白黒ドリップ
「アジぐらい上げれるだろ!」
とりあえず近づいてみると持っている竿のたわみ方が激しい。なんだこれ。
「こ! これがアジですって?!」
木田が必死の形相でしがみついている竿が暴れる魚によって折れそうにたわんでいる。
「何当てたんだよ!」アタシは木田の背中に周り、抱き抱えるようにその竿をつかんだ。力を入れて引っ張ろうとした時「引いちゃダメ!」永井の声がした。
アタシはとっさに竿を引かずに先を海に向けた。すごい力で引っ張られる。こんな小さな竿じゃ耐えられそうにない。
「糸! 竿を魚に向けて糸を伸ばすの!」
糸? リールか!
「木田! リールのロック外せ!」アタシは持っているのが精一杯だ。
「外したわ!」
木田の声と同時に、リールが音を立てて激しく回り、糸を吐き出し始めた。竿にかかる力がフッと抜けてアタシの腕の中で木田がバランスを崩す。
「バカ! ちゃんと立ってろ!」
「分かってるわよ!」木田はもぞもぞと動いて立て直した。
力に余裕が出来たので、永井の顔を見てみるとこめかみに手を当てて、何かを思い出そうと目を閉じている。そうだ、確かオセロの時もこんな風に考え込んでいた。
その目が見開かれた。
「糸がゆるんだら巻いて! 引っ張られたら糸を出して! 繰り返して魚が疲れるのを待つの!」
「出来るか木田!」
「バカにしないでよ!」
アタシが竿を支える。木田がリールを巻く。竿が引っ張られたら、木田がリールから手を離して糸を出した。
緊張で竿をつかむ手に汗がにじむ。手首をひねって竿に汗をこすりつけて滑り止めにした。木田の背中から呼吸の動きが伝わってくる。それに合わせてアタシは竿を下ろし、また立てた。
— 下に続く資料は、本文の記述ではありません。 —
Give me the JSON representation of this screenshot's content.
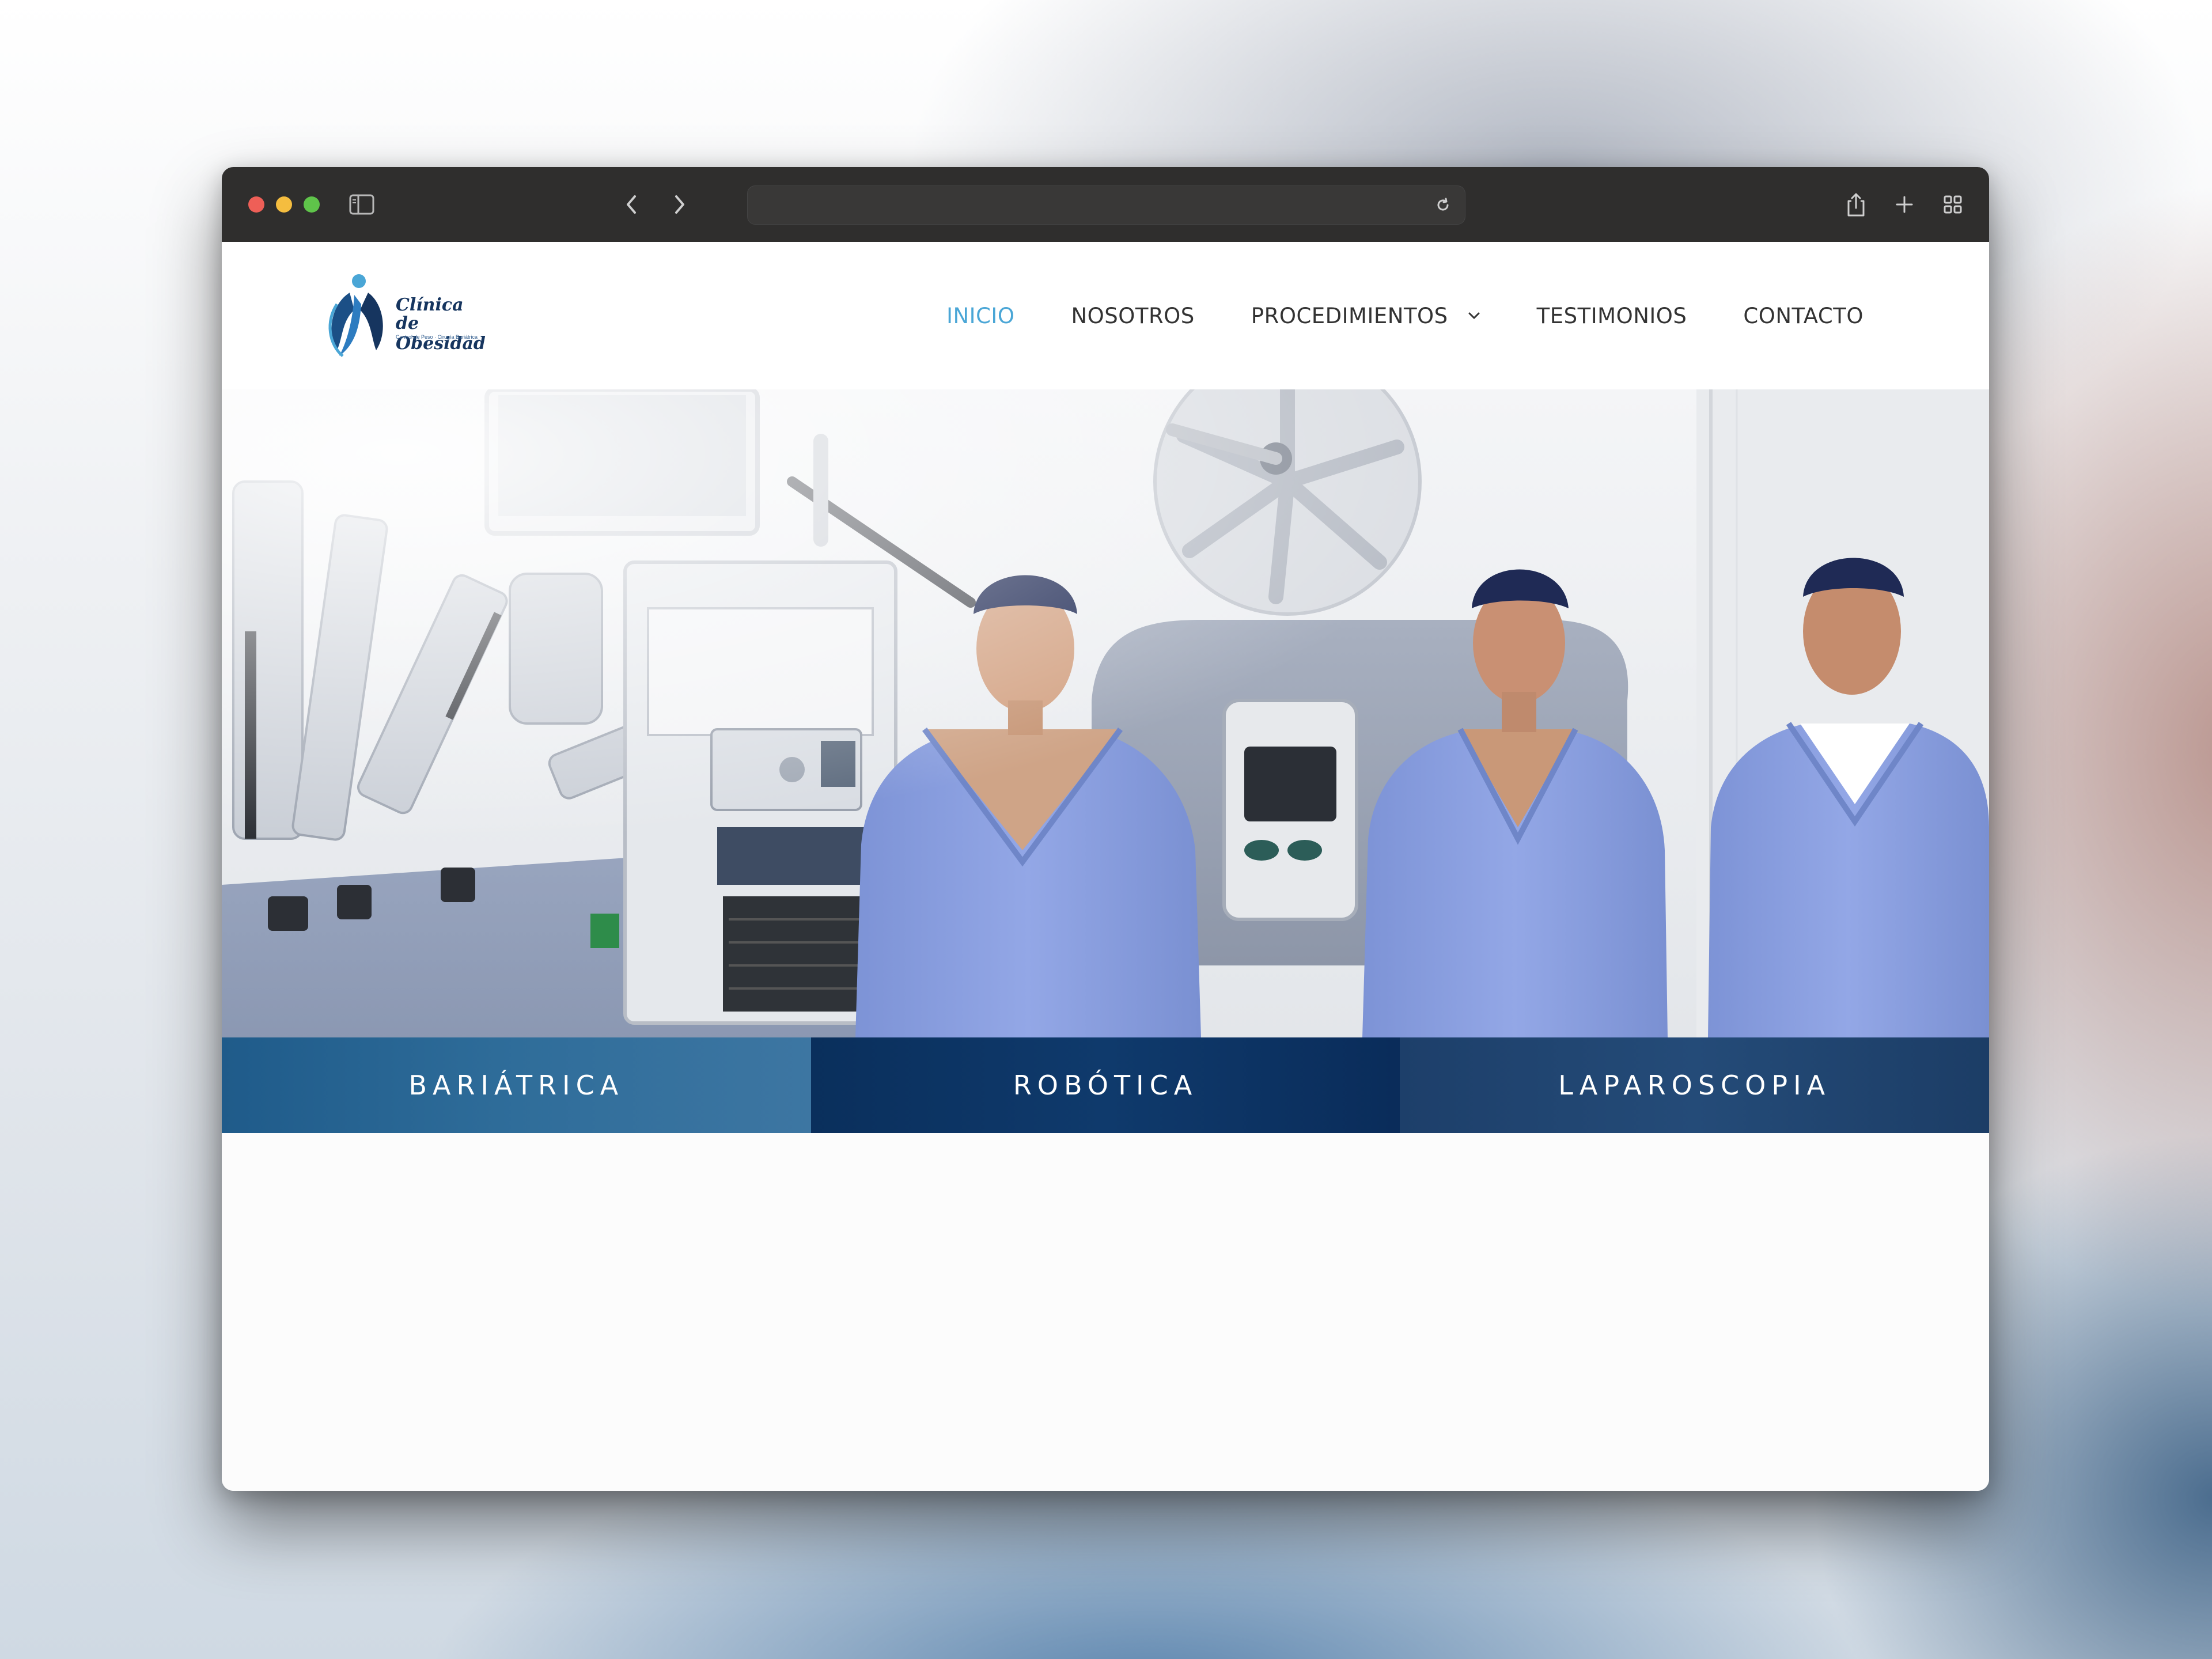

魚は穏やかな波の間を何度も何度も暴れまわったが、竿を操るアタシと木田によって、その度に押さえられていく。
風が強く吹いていた。目に入った潮が少し染みたけど、なんてことはなかった。とても不思議な気分だった。
アタシ一人なら最初の時点で竿を折られていただろう。木田がいなければ次の瞬間に糸を切られていただろう。永井がいなければ、戦うことすら出来なかっただろう。
一人じゃない。
ずっと一人で生きていけると思っていた。オヤジがだらしないから食堂を仕方なしに手伝っていた。アタシは空手もあるし、一人でやっていけるんだ。一人で戦っていけるんだ。そう思っていた。
でも、こうして三人でやってみると分かる。
これに比べれば一人で突っ張ることの弱さはどうだ。戦うことすら出来ずに終わるなんて何も出来ないのと一緒だ。
魚の力が弱ってきた。随分長い間、戦っている気がする。木田の背中越しに伝わってくる呼吸も荒い。
「そろそろいいと思うけど、その竿で大丈夫?」
すぐそばまで来ていた永井が細い竿を心配した。確かにこの魚を釣り上げるにはきついだろう。
でも、大丈夫。
「木田、リール巻け!」
「どうするの?」疑問を口にしながら木田がリールを巻いて、緩んでいた糸を引き締めた。
アタシはそれに答えず、片手で永井の肩に手を回して「え?」驚く永井を抱き寄せた。
「永井、この竿頼む」アタシは永井に竿を握らせてから離れた。
「ええ!」驚きながらも永井は竿をしっかり掴んでいる。
「二人とも、あの魚を岸に近づけてくれ」
アタシは靴と靴下をポンポンと脱いだ。防波堤から身を乗り出して下を確認する。よし、邪魔なものはない。魚は、もうちょっとか。
「ふたりとも頑張れ!」ん? あの魚は。
「ちょっと、まさかアナタ!」
「永井さん!」
悲鳴をあげる二人に「おっけー」と親指を立てた。魚が射程距離に入った。
アタシは立ち上がって呼吸を整えながら意識をへその下に集中させた。体の中心に力を感じる。その力を意識して留めながら、アタシは永井に声をかけた。
「あとで親御さんに電話しなよ。今夜は煮付けだって」
きつそうに竿を支えていた永井の顔が、一瞬で笑顔に変わる。ホント、いい顔。
アタシは地面を軽く蹴って、防波堤の先へと身を投げ出した。いっぱいに広がる青い空。そこから一気に急降下して、糸にからまりながらもがいている平べったい魚に私は照準を合わせた。